How to not make my website have a "1990's" look

So, following the "Power Grid" pattern from this site (the last option), http://designshack.net/articles/layouts/10-rock-solid-website-layout-examples/, and drawing from elements of my favorite comics, TheOatmeal.com, XKCD, etc... I totally revamped my site to its current style: Hitting Trees with Sticks.com

I recently received a complaint from an avid The Oatmeal fan claiming I've "totally ripped off and imitated The Oatmeal"... I asked the author, Matthew Inman, what he thought... and he said my site design and subject matter were quite similar...

While I'll agree the tile layout I currently have is like his... I think it's also a standard/generic enough template...

That being said, what are some of the guidelines/rules of thumb on designing a website based on templates that are used by other comic artists? Do you think I should change mine? I mean, it seems like so many comics use the same "click-to-get-next-comic style... and I like The Power Grid/The Oatmeal's style... I feel there aren't many other ways for me to display the latest comics and most popular comics for the user to see... is that wrong?


1 Answer 1


I understand the situation is uneasy and it's really sorry to hear that.
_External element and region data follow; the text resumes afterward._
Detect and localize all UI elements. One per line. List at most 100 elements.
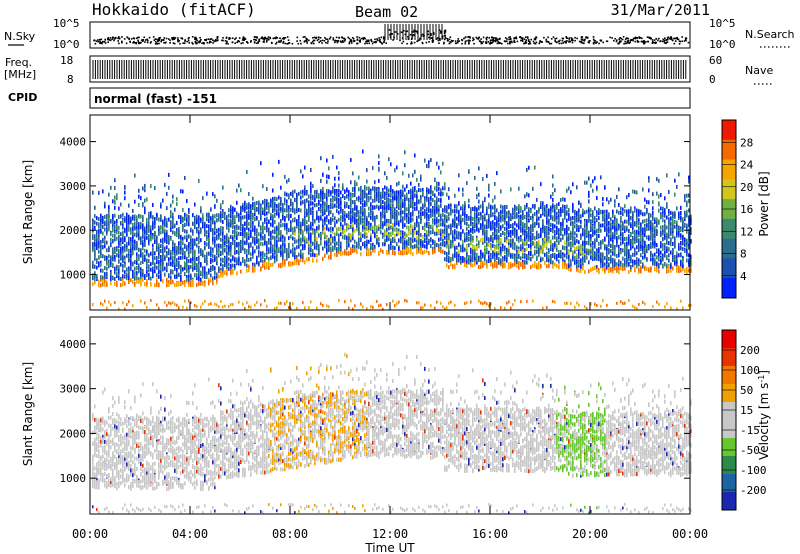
nsky-point <box>520 37 523 39</box>
heatmap-cell <box>274 255 276 260</box>
heatmap-cell <box>374 198 376 203</box>
nsky-point <box>311 40 314 43</box>
heatmap-cell <box>352 171 354 176</box>
heatmap-cell <box>318 244 320 248</box>
heatmap-cell <box>312 249 314 253</box>
heatmap-cell <box>214 302 216 306</box>
heatmap-cell <box>340 252 342 256</box>
heatmap-cell <box>354 187 356 192</box>
heatmap-cell <box>414 169 416 174</box>
heatmap-cell <box>274 240 276 244</box>
nsky-point <box>324 36 326 39</box>
nsky-point <box>351 36 354 39</box>
heatmap-cell <box>338 188 340 193</box>
heatmap-cell <box>278 213 280 217</box>
heatmap-cell <box>284 302 286 306</box>
nsky-point <box>135 41 138 44</box>
heatmap-cell <box>174 231 176 236</box>
heatmap-cell <box>248 264 250 269</box>
heatmap-cell <box>238 231 240 236</box>
heatmap-cell <box>164 300 166 304</box>
heatmap-cell <box>244 234 246 239</box>
nsky-point <box>332 37 335 39</box>
nsky-point <box>356 38 359 41</box>
heatmap-cell <box>212 276 214 281</box>
heatmap-cell <box>154 262 156 267</box>
heatmap-cell <box>236 231 238 236</box>
nsky-point <box>244 38 247 40</box>
nsky-point <box>439 39 441 41</box>
heatmap-cell <box>186 213 188 218</box>
heatmap-cell <box>174 246 176 251</box>
nsky-point <box>565 37 568 39</box>
nsky-point <box>99 40 101 43</box>
nsky-point <box>184 40 186 42</box>
nsky-point <box>282 40 285 43</box>
heatmap-cell <box>306 237 308 242</box>
heatmap-cell <box>114 229 116 234</box>
heatmap-cell <box>292 190 294 195</box>
nsky-point <box>620 40 622 42</box>
heatmap-cell <box>390 192 392 197</box>
heatmap-cell <box>396 202 398 207</box>
heatmap-cell <box>118 215 120 219</box>
nsky-point <box>117 40 119 42</box>
heatmap-cell <box>234 247 236 252</box>
heatmap-cell <box>368 206 370 211</box>
heatmap-cell <box>242 205 244 209</box>
nsky-point <box>561 39 564 42</box>
nsky-point <box>494 40 497 43</box>
heatmap-cell <box>136 231 138 236</box>
heatmap-cell <box>342 186 344 191</box>
heatmap-cell <box>208 219 210 223</box>
nsky-point <box>267 38 270 41</box>
nsky-point <box>329 38 331 40</box>
heatmap-cell <box>170 280 172 285</box>
heatmap-cell <box>182 208 184 212</box>
heatmap-cell <box>172 269 174 274</box>
nsky-point <box>438 29 441 31</box>
heatmap-cell <box>154 269 156 274</box>
nsky-point <box>507 42 509 45</box>
heatmap-cell <box>266 255 268 260</box>
heatmap-cell <box>344 190 346 194</box>
heatmap-cell <box>294 218 296 223</box>
heatmap-cell <box>400 214 402 219</box>
nsky-point <box>270 41 273 44</box>
heatmap-cell <box>174 207 176 212</box>
heatmap-cell <box>176 202 178 207</box>
heatmap-cell <box>392 196 394 201</box>
heatmap-cell <box>408 207 410 212</box>
heatmap-cell <box>196 243 198 248</box>
nsky-point <box>210 38 213 40</box>
heatmap-cell <box>198 245 200 250</box>
nsky-point <box>485 41 487 43</box>
heatmap-cell <box>324 240 326 245</box>
nsky-point <box>278 40 280 42</box>
heatmap-cell <box>242 302 244 306</box>
heatmap-cell <box>398 211 400 216</box>
freq-label-line1: Freq. <box>5 56 32 69</box>
heatmap-cell <box>382 209 384 213</box>
heatmap-cell <box>190 235 192 240</box>
heatmap-cell <box>392 223 394 228</box>
heatmap-cell <box>130 248 132 253</box>
heatmap-cell <box>164 217 166 222</box>
heatmap-cell <box>180 255 182 260</box>
heatmap-cell <box>228 251 230 256</box>
heatmap-cell <box>324 232 326 237</box>
heatmap-cell <box>244 261 246 266</box>
heatmap-cell <box>230 303 232 307</box>
heatmap-cell <box>362 211 364 216</box>
heatmap-cell <box>204 282 206 287</box>
nsky-point <box>234 38 236 41</box>
heatmap-cell <box>202 196 204 201</box>
heatmap-cell <box>412 217 414 222</box>
heatmap-cell <box>302 237 304 242</box>
heatmap-cell <box>338 245 340 250</box>
heatmap-cell <box>136 266 138 271</box>
heatmap-cell <box>204 241 206 246</box>
heatmap-cell <box>170 275 172 280</box>
heatmap-cell <box>414 206 416 211</box>
heatmap-cell <box>110 277 112 282</box>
While following one of the popular layout patterns (which shouldn't be considered as imitating) similar styling and content give this look and feel, almost the same in case of both sites. The thing is that it's not even about deciding if it is ripped off or not (we know its not), as long as you face a situation where users perceive it as a copy, no matter if it's not.
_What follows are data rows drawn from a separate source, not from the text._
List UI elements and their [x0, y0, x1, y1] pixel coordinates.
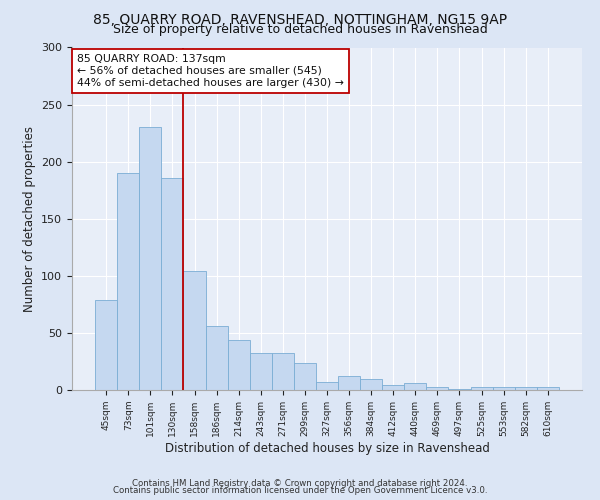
Bar — [294, 362, 316, 390]
Bar — [139, 128, 161, 390]
Bar — [537, 386, 559, 390]
Text: Contains public sector information licensed under the Open Government Licence v3: Contains public sector information licen… — [113, 486, 487, 495]
Y-axis label: Number of detached properties: Number of detached properties — [23, 126, 35, 312]
Bar — [316, 382, 338, 390]
Bar — [427, 386, 448, 390]
Text: Contains HM Land Registry data © Crown copyright and database right 2024.: Contains HM Land Registry data © Crown c… — [132, 478, 468, 488]
Bar — [470, 386, 493, 390]
Bar — [360, 378, 382, 390]
Text: 85, QUARRY ROAD, RAVENSHEAD, NOTTINGHAM, NG15 9AP: 85, QUARRY ROAD, RAVENSHEAD, NOTTINGHAM,… — [93, 12, 507, 26]
Bar — [206, 326, 227, 390]
Bar — [515, 386, 537, 390]
Bar — [272, 354, 294, 390]
Bar — [448, 389, 470, 390]
Text: 85 QUARRY ROAD: 137sqm
← 56% of detached houses are smaller (545)
44% of semi-de: 85 QUARRY ROAD: 137sqm ← 56% of detached… — [77, 54, 344, 88]
Bar — [382, 386, 404, 390]
Bar — [95, 300, 117, 390]
Bar — [227, 340, 250, 390]
X-axis label: Distribution of detached houses by size in Ravenshead: Distribution of detached houses by size … — [164, 442, 490, 454]
Bar — [184, 272, 206, 390]
Bar — [117, 173, 139, 390]
Bar — [493, 386, 515, 390]
Text: Size of property relative to detached houses in Ravenshead: Size of property relative to detached ho… — [113, 22, 487, 36]
Bar — [338, 376, 360, 390]
Bar — [250, 354, 272, 390]
Bar — [161, 178, 184, 390]
Bar — [404, 383, 427, 390]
Redesigning your site is - of course - some way out of this situation. But is it really necessary? To make sure you should answer at least these questions:

  • Is it really that often perceived by your users as a copy? Do you really need to worry about it?
  • Is the other site popular? Maybe there is just a slight risk of impact to hit you.
  • The topic of your site gives some direction for the design, so if this approach is quite popular, maybe it's not that much of a problem?
  • What is the nature of the problem: legal or only perceptual?

The first three may give you answer about the scale of the problem, while the last one focuses on the scale of consequences. And finally - it just happens. There are a lot of sites following the same layout idea, styling etc.

One more idea before you start redesigning - maybe there would be a way to team up somehow with the author of the other site, so that this situation becomes totally tolerable by the users?